Ruthenium nanodendrites on reduced graphene oxide: an efficient water and 4-nitrophenol reduction catalyst

Abstract

With synergy of structural stability and availability of plenty of active sites with open structure for better reactant/product accessibility, dendritic nanostructures stand alone. However, the complexities/difficulties in their design have largely hindered their wide-scale adoption in catalysis. Herein, with this work we report a green and new protocol for the synthesis of unsupported as well as reduced graphene oxide (rGO)-reinforced dendritic Ru nanostructures (Ru@rGO) via controlled galvanic replacement reaction with Mg as the sacrificial metal. Interestingly, experimental findings elucidate Ru@rGO as a promising electrocatalyst for hydrogen evolution reaction (HER) in a wide range of pH with nearly zero onset potential and superior current density as compared with the state-of-art Pt/C catalyst in alkaline as well as acidic media.

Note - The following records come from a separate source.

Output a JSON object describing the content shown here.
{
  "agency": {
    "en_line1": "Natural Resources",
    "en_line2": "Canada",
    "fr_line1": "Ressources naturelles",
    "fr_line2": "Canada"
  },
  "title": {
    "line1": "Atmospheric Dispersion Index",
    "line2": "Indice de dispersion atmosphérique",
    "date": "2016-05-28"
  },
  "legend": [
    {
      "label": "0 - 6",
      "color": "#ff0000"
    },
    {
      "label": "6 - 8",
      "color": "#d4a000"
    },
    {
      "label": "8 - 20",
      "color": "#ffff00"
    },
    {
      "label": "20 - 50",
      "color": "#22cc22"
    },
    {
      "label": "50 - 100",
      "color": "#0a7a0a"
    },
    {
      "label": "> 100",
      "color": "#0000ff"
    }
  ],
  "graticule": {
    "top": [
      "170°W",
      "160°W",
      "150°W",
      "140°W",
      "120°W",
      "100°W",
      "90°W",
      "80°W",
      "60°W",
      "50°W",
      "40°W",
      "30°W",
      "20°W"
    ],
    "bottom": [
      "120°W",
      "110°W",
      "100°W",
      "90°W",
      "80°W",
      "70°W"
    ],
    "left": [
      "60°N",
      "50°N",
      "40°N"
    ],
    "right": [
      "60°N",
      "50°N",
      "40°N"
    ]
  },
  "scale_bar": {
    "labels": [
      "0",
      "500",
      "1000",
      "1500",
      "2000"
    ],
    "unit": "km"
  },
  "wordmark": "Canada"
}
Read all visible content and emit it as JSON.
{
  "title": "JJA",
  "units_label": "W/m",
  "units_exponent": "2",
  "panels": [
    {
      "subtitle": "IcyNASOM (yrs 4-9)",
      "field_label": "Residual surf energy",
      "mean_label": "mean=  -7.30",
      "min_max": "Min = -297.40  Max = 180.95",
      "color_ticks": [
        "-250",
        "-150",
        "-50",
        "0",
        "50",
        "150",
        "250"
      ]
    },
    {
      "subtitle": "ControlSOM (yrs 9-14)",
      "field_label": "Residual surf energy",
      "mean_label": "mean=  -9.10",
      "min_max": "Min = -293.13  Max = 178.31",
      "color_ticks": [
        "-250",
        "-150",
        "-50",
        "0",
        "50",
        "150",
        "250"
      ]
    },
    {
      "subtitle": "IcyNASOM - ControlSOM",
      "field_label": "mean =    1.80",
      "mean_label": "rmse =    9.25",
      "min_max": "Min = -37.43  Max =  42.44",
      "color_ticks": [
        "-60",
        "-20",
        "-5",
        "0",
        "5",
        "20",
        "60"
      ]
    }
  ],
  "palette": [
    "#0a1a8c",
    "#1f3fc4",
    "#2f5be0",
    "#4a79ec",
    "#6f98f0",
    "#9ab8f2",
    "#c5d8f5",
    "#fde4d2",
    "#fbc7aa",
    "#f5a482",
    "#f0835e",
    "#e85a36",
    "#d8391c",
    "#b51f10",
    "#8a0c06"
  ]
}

It requires only 32 and 68 mV overpotential (η) to achieve a current density of 10 mA cm⁻² in 1 M KOH and 1 M H₂SO₄ solution, respectively. Poisoning test conducted in the presence of thiocyanate (SCN⁻) elucidates the direct involvement of Ru nanostructures. Overall, the unique morphology and the interaction between Ru dendrites with rGO lead to the high HER activity. In addition to electrocatalytic superiority, Ru@rGO is found to be an effective catalyst for the reduction of 4-nitrophenol (an industrial waste) to 4-aminophenol (a value-added product) indicating its bi-functionality as well as adaptive nature for different catalytic environments. This green synthesis protocol driven by the respective redox energy level positioning of Mg, rGO and Ru, as revealed by ultraviolet photoelectron spectroscopic studies, opens up the potential to develop various mono-/bi-metallic nanodendrites for renewable energy harvesting and neutralizing the toxic chemicals in wastewater for environmental remediation.